Statistics Question Problems and Solutions

1. Total Probability and Bayes Rule

Problem Statement:

Let's say you're playing a game where someone rolls a 6 sided die and then reports the number rolled. The opponent may lie - and if you can guess when he lies, you win. Since this game is for money, you've done the due preparations and collected the following data:

  • The other player lies 20% of the time
  • The die was cooked in an oven and is weighted to land with a 6 up, giving you the following probabilities:
    • $P(R=1)=.05$
    • $P(R=2)=.20$
    • $P(R=3)=.20$
    • $P(R=4)=.15$
    • $P(R=5)=.15$
    • $P(R=6)=.25$

Alright, it's game day, you're sitting at the table, and sweat is running down your brow. You've placed 25,000 dollars on this bet because you suffer from a gambling addiction. The opponent rolls the die, looks up, and says, "3." What is the probability that the roll is really 3?

Solution:

Be careful - it may be tempting to assume that the answer is 20%, because that's how often they lie. But that is not correct - we must also consider the probability that a 3 would be rolled at all (Plus pro-tip to students, if information is given on a test, you probably need to utilize it). It is valuable to first draw a diagram to understand the probability distribution:

The probabilities used in the diagram are derived from the probability of a lie. The truth can only be a 3 was rolled, and he reported a 3. You know no information on how he may lie, so assume that he randomly selects alternate values at an equal probability. Therefore the 20% is divided across the 5 answers which are lies. This tool will help us answer the question, which can be mathematically stated as;

$$P(R_P=3|R_R=3)$$

Where $R_P$ is the potential roll, and $R_R$ is the roll reported. To get some guidance on what to do next, let's put this in Bayes theorem form;

$$P(R_P=3|R_R=3) = \frac{P(R_R=3|R_P=3)P(R_P=3)}{P(R_R=3)}$$

The first term, $P(R_R=3|R_P=3)$ can be found from our little diagram. Read it as, "Given the potential roll was a 3, what is the probability the reported roll will be a 3?" Just look at the link between $R=3$ and $R=3$ to see that the probability is 0.8

The second term, $P(R_P=3)$, can be found from the problem statement. This is just the probability that a 3 would be rolled. Therefore this term is 0.2.

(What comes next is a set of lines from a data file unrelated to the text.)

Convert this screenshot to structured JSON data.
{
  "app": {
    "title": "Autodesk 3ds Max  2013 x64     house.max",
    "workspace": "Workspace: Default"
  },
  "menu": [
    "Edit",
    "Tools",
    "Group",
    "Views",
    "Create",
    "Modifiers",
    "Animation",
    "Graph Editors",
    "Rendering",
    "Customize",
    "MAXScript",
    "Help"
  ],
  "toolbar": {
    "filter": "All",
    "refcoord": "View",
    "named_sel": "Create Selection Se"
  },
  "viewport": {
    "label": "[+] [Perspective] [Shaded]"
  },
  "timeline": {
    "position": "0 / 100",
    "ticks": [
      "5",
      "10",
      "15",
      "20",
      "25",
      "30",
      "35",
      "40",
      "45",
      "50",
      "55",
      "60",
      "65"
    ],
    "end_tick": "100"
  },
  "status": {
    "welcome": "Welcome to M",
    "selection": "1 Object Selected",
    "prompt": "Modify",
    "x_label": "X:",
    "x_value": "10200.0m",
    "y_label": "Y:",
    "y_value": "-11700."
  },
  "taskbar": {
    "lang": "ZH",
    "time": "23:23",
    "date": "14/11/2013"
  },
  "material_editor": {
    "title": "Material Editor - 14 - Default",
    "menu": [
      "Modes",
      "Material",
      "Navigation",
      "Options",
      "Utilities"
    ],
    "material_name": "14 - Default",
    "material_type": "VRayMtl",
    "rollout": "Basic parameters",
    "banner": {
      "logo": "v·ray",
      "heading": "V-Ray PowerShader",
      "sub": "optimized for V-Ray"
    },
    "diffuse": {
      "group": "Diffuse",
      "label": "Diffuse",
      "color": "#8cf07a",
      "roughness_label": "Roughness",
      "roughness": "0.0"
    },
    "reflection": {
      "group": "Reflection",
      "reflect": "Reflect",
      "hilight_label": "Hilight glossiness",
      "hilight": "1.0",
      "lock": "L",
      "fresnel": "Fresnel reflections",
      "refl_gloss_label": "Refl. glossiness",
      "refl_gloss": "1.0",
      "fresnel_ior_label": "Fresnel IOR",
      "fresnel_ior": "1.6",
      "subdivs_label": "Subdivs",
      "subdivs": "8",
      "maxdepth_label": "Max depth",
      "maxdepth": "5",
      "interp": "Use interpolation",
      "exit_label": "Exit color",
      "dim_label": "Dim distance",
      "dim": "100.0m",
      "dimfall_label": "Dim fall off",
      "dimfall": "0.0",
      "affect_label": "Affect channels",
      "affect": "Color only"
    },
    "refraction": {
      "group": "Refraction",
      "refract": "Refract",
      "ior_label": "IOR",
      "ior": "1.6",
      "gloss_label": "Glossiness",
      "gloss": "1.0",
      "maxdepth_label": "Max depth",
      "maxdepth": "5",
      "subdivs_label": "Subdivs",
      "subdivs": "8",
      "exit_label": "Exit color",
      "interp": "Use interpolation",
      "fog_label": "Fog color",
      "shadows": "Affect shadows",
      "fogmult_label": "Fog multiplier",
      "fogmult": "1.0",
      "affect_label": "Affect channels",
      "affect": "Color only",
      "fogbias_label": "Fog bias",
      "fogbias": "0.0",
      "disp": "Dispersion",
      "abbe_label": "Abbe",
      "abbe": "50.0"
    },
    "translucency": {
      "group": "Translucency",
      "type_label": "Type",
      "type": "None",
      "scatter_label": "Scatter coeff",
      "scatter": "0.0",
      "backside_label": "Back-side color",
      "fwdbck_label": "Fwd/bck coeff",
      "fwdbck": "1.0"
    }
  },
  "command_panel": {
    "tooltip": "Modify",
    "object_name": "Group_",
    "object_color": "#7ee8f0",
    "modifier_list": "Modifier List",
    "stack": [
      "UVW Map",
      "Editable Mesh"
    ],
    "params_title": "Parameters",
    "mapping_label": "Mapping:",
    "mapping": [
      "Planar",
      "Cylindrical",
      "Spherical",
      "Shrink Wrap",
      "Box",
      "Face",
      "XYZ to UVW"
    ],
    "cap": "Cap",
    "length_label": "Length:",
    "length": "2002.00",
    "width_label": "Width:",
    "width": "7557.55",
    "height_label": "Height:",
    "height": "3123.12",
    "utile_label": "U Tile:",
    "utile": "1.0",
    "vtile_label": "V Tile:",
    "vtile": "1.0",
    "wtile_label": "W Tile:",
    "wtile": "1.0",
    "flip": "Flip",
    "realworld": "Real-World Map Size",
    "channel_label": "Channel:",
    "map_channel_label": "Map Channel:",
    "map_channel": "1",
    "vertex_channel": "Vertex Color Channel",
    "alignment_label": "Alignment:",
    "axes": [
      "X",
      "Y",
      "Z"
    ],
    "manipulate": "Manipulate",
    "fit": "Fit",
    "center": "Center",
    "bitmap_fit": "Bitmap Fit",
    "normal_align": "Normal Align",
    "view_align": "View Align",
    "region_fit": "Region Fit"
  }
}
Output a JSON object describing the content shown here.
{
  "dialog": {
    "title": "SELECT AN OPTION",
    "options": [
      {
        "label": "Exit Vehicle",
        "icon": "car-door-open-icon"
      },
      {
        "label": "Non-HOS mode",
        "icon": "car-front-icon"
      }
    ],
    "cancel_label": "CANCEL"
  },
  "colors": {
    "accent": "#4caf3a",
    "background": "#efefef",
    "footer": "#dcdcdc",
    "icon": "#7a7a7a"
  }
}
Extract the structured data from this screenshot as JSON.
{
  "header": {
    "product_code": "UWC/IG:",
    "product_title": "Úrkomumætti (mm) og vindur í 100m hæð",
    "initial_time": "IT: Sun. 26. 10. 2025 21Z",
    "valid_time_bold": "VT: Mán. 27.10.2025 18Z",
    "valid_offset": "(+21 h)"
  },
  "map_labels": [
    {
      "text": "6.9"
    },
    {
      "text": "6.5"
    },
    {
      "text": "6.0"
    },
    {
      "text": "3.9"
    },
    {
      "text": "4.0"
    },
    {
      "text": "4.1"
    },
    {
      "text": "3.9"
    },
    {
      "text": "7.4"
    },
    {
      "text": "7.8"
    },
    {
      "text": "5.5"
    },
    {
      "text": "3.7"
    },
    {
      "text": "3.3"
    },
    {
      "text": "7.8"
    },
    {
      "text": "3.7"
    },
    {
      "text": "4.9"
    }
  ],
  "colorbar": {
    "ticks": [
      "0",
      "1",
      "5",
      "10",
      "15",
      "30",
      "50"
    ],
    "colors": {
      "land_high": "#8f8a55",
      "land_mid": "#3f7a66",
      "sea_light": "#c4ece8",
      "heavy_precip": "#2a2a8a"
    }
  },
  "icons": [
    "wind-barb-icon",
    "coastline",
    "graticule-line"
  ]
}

The bottom term is a little vexing when you think about it. What is the probability that the reported value, $R_R$ is 3? Here is where the law of total probability comes in. Here we simply take the sum of all the probabilities for $R_P$ multiplied by their connections in the diagram.

$$P(R_R=3)=P(R_R=3|R_P=1)*P(R_P=1)+P(R_R=3|R_P=2)*P(R_P=2)+P(R_R=3|R_P=3)*P(R_P=3)+P(R_R=3|R_P=4)*P(R_P=4)+P(R_R=3|R_P=5)*P(R_P=5)+P(R_R=3|R_P=6)*P(R_P=6)$$

Substituting values we get:

$$P(R_R=3)=0.04*0.05+0.04*0.20+0.80*0.20+0.04*0.15+0.04*0.15+0.04*0.25=0.192$$

There we go now we just need to plug the values into our Bayes Theorem Equation:

$$P(R_P=3|R_R=3) = \frac{0.8*0.2}{0.192}=0.8333$$

So what does this number mean? In our equation, we were asking "What is the probability that the opponent reported exactly what was rolled?" There is an 83% chance that he is telling the truth. So this guy's a moron! If he would have lied more when you were stalking him, you would have had much less certainty. Or perhaps your data is flawed because your opponent knew you were watching so he acted differently. Bottom line: don't gamble kids - invest in a sturdy mutual fund.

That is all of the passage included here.